Performing keyhole surgery on Info.plist

I’ve always had great admiration for those who undertake keyhole surgery. To be able to perform sometimes major operations through such a small incision is a high skill indeed. However, it’s not a strategy which should be emulated in software development tools like Xcode.

You’ll no doubt have noticed, even if you aren’t intending to upgrade early, that Mojave brings new privacy protection. One of the most significant ways in which that affects apps and their developers is that those wanting to be able to access protected data or features have to declare their intent by providing usage information or purpose strings. Apps built using the latest support for Mojave must do that, or the privacy system will lock them out.

These usage information strings are then displayed in the prompts with which we will soon become very familiar, when Mojave seeks the user’s consent to give an app access to protected data.


The usage information supplied by the app is shown in smaller text in the consent dialog, in this case explaining much more comprehensibly just why the user is being prompted to give their consent, and what that allows.

Apple made it clear in presentations at WWDC 2018 how important it is that the usage information given to the user is explicit and helpful: “But we can make that decision easier by including purpose text, which makes it clear why the app is requesting access and what the consequences of declining that access would be.” So the strings supplied could be quite long, in cases maybe even two or three sentences.

macOS provides several different types of privacy purpose string, including

  • NSCalendarsUsageDescription
  • NSContactsUsageDescription
  • NSPhotoLibraryUsageDescription
  • NSRemindersUsageDescription
  • NSSystemAdministrationUsageDescription
  • NSLocationUsageDescription
  • NSCameraUsageDescription
  • NSMicrophoneUsageDescription
  • NSAppleEventsUsageDescription

whose names indicate which type of data or system they concern. These are stored in the app’s Info.plist file, and because that’s included within the scope of its code signature, they can’t be changed by the user.

Over the last three months, Apple’s Xcode development environment has blossomed into version 10, with full support for Mojave, and the first release version is now available in the App Store. What support does it provide for these potentially long and vital strings? Almost none.


Instead of Xcode offering a properly laid-out view with good editing facilities, adding a privacy purpose string is an awkward mess, an unanticipated addition to the general list of properties for the Info.plist file.

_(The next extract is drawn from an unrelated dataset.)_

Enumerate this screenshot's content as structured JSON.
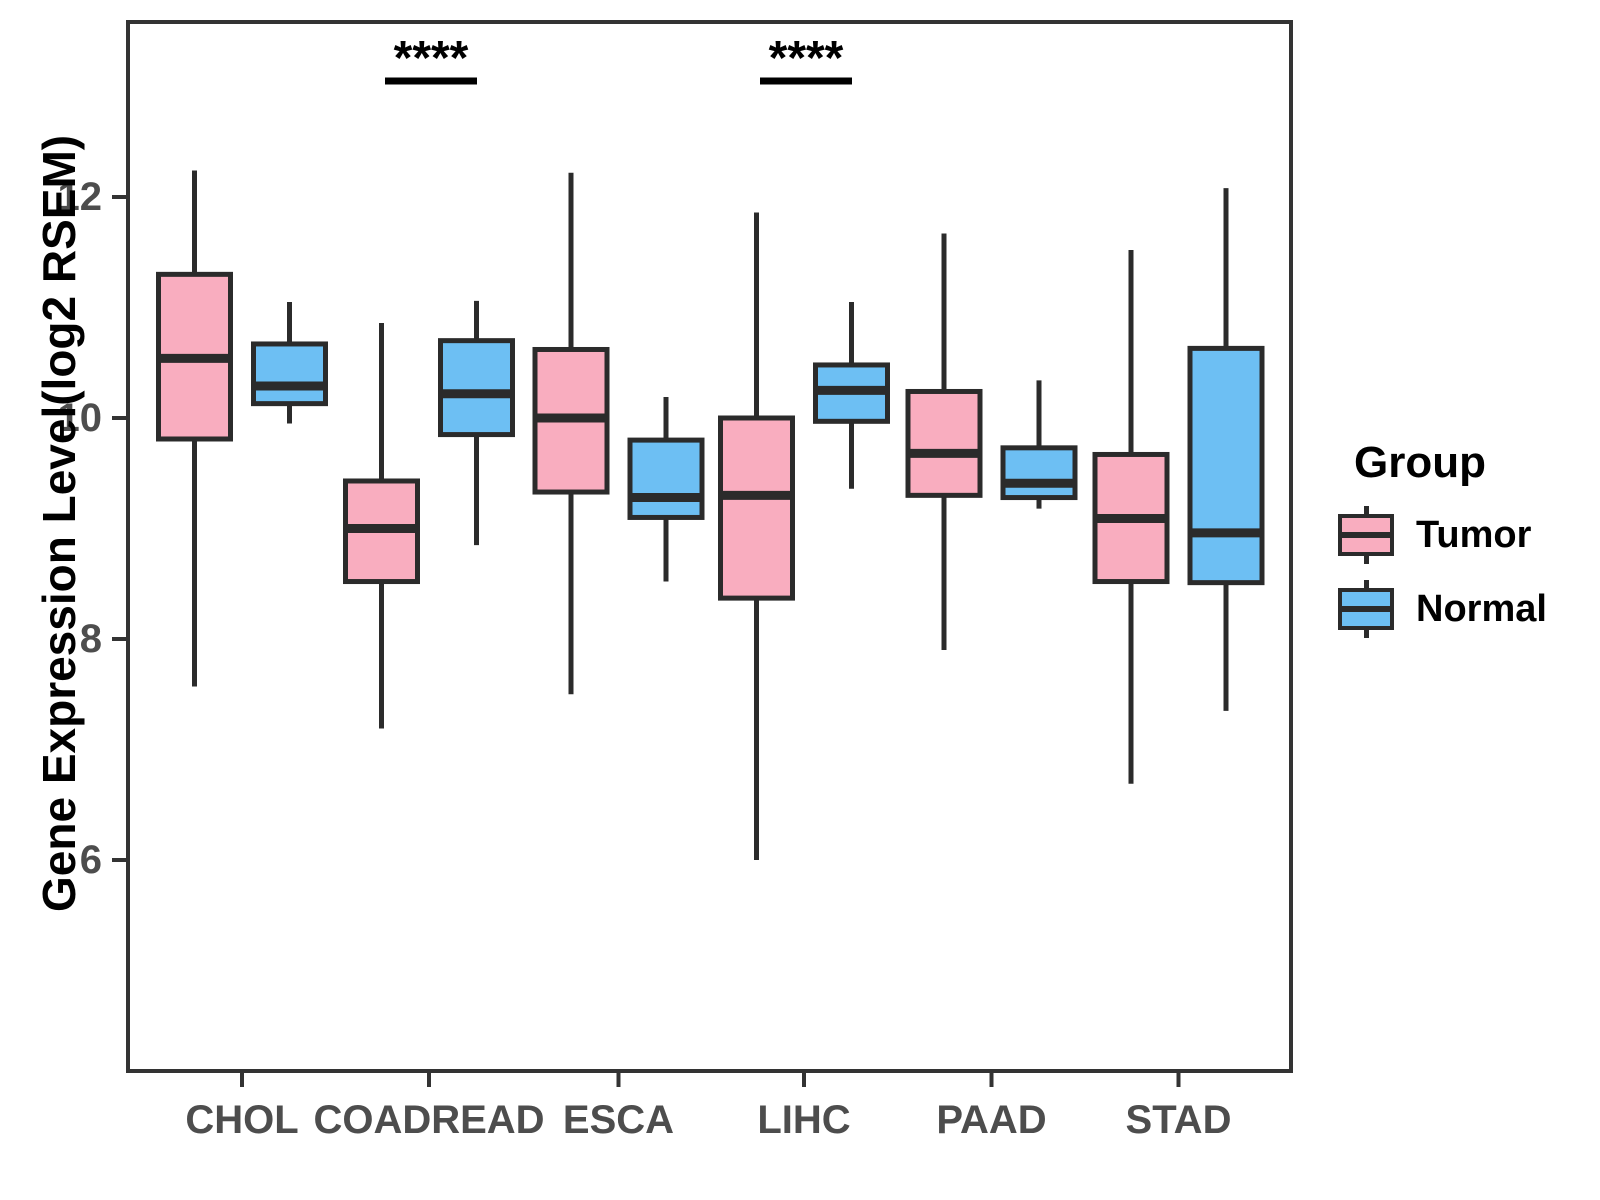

First you have to select another existing property, and click on the tiny + tool to add a new property. This presents a combo box listing dozens of different keys. You next have to type in the start of Privacy, as these properties are listed under descriptive names rather than their actual key, and select the correct one from the narrowed list.

The string editor is Xcode’s keyhole surgery challenge: the tiny space provided for editing that string shows little more than six words at a time: This allows Bailiff to be installed… This is hardly a fit way to be editing two or three sentences explaining “why the app is requesting access and what the consequences of declining that access would be”.

Compare this with the far more friendly and extensive support provided for hardening apps and setting their entitlements, for example, which is just a collection of on-off switches.

Maybe sometime in the next year or so, Xcode’s tools will catch up with the changes brought in Mojave. Please?